Es un orgullo estar con ellos porque esta es la mejor abogacía del país, la más reconocida de la región latinoamericana y una de las más prestigiosas del mundo. Es un privilegio encontrarse con estos abogados que pertenecen a la primera división, al gran circuito y a la élite jurídica de nuestro tiempo.

En esta ocasión, para tributarles el reconocimiento de la propia abogacía. De todos los reconocimientos que puede recibir el profesional son muy honrosos el de los maestros, el de los jefes, el de los colaboradores y el de los clientes, pero ninguno es tan significativo con el reconocimiento de los pares. Son ellos quienes tienen el conocimiento de causa, el rigor calificativo y la información  de nuestro desempeño.

Por ello es muy significativa esta ceremonia, pero también es una ocasión que compromete y obliga. Allá afuera está una sociedad muy grande y muy compleja, pero, además, muy urgida de nosotros. Muy necesitada de sus abogados porque está muy apurada de protección, de defensa, de consejo, de orientación, de atención y de justicia.

Por eso es falso el conflicto entre los medios y los fines cuando está referido al Estado de derecho. La justicia nunca puede triunfar parcialmente. Si descuida los fines por atender los medios, o si claudica en los medios por obstinarse en los fines, habrá vencido en fracciones, y cuando la justicia triunfa a medias, quien ha vencido, en realidad, es la injusticia, pero, por otra parte, tengamos las suficientes dosis de realismo.

El discurso de la legalidad es bello, pero puede ser engañoso. Seduce, pero no siempre cumple, porque un análisis más profundo nos previene y nos advierte sobre un posible embeleco colectivo. Si lo decimos con claridad, en verdad, ¿todos los gobernados quieren que nuestros gobiernos apliquen las leyes? ¿Todos los gobernantes quieren legalidad, honestidad y justicia? ¿Todos los mexicanos, de verdad, quieren castigo para el infractor?

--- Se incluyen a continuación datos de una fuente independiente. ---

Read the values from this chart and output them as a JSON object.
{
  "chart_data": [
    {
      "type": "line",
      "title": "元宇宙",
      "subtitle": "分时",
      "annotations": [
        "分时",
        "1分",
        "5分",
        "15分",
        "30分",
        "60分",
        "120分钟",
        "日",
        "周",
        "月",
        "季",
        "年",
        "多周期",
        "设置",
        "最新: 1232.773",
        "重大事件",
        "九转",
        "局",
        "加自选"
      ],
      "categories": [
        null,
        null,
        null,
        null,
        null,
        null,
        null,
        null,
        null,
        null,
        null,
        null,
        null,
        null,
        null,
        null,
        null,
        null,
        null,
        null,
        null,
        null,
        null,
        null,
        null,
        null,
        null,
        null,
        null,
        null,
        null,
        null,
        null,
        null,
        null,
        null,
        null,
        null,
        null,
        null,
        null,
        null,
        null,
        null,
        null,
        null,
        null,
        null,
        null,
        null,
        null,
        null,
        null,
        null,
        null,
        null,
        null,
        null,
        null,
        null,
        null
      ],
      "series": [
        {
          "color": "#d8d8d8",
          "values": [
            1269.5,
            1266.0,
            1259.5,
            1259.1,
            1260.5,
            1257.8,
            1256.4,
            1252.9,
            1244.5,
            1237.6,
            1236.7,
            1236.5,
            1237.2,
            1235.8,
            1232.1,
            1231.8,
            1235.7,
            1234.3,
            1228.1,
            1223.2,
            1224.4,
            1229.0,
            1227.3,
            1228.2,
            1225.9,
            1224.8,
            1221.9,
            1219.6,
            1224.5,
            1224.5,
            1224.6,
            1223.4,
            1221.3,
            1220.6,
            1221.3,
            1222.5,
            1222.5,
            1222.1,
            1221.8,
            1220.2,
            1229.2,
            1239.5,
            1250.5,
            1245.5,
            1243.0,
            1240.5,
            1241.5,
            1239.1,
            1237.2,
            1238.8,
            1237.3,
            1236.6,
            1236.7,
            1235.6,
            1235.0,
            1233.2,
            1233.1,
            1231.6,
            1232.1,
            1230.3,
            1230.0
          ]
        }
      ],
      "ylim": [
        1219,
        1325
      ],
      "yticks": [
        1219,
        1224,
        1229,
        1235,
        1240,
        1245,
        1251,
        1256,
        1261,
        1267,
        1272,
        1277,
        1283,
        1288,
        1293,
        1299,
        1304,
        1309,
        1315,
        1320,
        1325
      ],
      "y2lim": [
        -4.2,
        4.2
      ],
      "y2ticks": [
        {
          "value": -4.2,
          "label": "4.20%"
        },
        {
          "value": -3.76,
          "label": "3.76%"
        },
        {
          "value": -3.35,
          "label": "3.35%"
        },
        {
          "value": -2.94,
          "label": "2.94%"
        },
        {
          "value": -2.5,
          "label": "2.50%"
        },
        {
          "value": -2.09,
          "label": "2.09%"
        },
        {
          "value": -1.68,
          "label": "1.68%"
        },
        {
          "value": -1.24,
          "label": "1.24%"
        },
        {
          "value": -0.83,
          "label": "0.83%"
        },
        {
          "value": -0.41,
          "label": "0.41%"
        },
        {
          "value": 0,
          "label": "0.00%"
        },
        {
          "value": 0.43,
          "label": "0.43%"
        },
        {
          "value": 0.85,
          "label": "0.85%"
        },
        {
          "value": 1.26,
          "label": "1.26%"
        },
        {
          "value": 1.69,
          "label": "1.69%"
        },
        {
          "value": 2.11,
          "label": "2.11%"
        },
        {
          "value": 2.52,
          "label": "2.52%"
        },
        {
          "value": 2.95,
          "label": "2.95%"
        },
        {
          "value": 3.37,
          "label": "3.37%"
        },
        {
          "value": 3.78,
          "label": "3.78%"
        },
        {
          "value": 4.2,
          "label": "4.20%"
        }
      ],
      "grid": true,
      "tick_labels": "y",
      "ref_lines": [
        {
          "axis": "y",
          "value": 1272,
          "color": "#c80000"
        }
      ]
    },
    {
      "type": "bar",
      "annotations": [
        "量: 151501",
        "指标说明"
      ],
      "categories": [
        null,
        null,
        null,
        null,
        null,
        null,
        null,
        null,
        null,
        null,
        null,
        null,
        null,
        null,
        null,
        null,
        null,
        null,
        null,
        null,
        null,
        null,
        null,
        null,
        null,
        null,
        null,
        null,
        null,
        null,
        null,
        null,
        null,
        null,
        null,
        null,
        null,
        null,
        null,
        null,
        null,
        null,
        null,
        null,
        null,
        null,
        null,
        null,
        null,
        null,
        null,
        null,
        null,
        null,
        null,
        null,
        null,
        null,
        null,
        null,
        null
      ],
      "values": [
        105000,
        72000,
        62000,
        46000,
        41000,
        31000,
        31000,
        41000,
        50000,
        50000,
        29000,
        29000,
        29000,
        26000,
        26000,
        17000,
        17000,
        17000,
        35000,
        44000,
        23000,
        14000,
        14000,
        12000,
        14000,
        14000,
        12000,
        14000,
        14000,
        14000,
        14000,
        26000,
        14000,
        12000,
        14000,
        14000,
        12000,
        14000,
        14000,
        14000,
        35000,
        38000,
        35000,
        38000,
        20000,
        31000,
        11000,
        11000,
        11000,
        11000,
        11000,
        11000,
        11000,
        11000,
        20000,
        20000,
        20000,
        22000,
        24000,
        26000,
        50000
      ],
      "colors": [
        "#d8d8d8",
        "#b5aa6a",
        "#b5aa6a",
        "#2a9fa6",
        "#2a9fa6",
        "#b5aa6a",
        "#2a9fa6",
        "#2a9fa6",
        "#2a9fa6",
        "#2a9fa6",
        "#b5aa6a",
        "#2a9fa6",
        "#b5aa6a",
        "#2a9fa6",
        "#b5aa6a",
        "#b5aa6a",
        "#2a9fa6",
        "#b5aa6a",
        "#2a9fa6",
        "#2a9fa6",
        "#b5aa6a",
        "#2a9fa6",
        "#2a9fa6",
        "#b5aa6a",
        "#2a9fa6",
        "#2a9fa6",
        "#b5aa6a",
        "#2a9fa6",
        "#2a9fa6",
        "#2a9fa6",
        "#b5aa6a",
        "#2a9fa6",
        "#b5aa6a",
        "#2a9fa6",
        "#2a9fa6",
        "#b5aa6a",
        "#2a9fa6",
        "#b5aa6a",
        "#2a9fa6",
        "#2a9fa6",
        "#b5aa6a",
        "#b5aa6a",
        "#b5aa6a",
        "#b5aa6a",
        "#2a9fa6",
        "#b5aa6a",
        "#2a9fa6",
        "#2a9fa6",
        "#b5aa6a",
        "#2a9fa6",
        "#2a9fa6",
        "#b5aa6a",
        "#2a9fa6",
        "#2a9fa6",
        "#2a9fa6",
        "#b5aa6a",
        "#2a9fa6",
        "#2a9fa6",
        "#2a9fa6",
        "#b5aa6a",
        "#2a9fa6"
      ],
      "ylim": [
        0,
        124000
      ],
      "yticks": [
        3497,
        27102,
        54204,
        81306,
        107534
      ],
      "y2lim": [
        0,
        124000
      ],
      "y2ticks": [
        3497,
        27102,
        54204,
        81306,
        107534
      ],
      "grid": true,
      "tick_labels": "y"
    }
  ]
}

No creo que podamos estar seguros de ello.

El clamor por el Estado de derecho es unánime, pero no en todos es sincero porque hay muchos que se benefician con el No-Estado-de-Derecho porque trafican, porque corrompen, porque invaden, porque usurpan, porque defraudan, porque subvierten y porque medran.

Por eso, la agenda del porvenir es grande. Es compleja y no siempre es grata. Implica buenas leyes, ejecutores de las mismas, presupuestos suficientes, instituciones eficientes, coordinación entre potestades, honestidades y lealtades, cultura de legalidad y, por si fuera poco, gobernantes obedientes de la ley, y no sólo gobernados sometidos a ella.

En efecto, las dos peores derrotas a las que puede enfrentarse un sistema político contemporáneo son el fracaso de su autoridad y el fracaso de su libertad. El triunfo de ambas no es sencillo, sino complejo. En muchas ocasiones, el triunfo de la autoridad se paga con cargo a la libertad, así como, en muchos eventos, la victoria de la libertad se paga con cargo a la autoridad.

Los pueblos que no aciertan en la resolución de este enigma se confunden y se extravían, viviendo largas épocas de mucha autoridad y poca libertad, así como otras de mucha libertad y poca autoridad.

Qué bueno que todos trabajemos para evitar la gran catástrofe de no haber consolidado la plena potestad de nuestra autoridad, al tiempo de no haber entronizado el adecuado uso de nuestra libertad.

Hoy, más que nunca, se debe tener presente que la justicia requiere acompañarse de fortaleza, de prudencia y de templanza. Y que nunca triunfa cuando se le pretende asociar con los falsos símiles de aquéllas: Con la fuerza, que a veces aparenta ser fortaleza; con el temor, que en ocasiones pretende disfrazarse de prudencia, y con la mera abstención, que suele tener ansia de engalanarse como verdadera templanza.

Por eso, bien se ha dicho que la justicia es mejor que la victoria.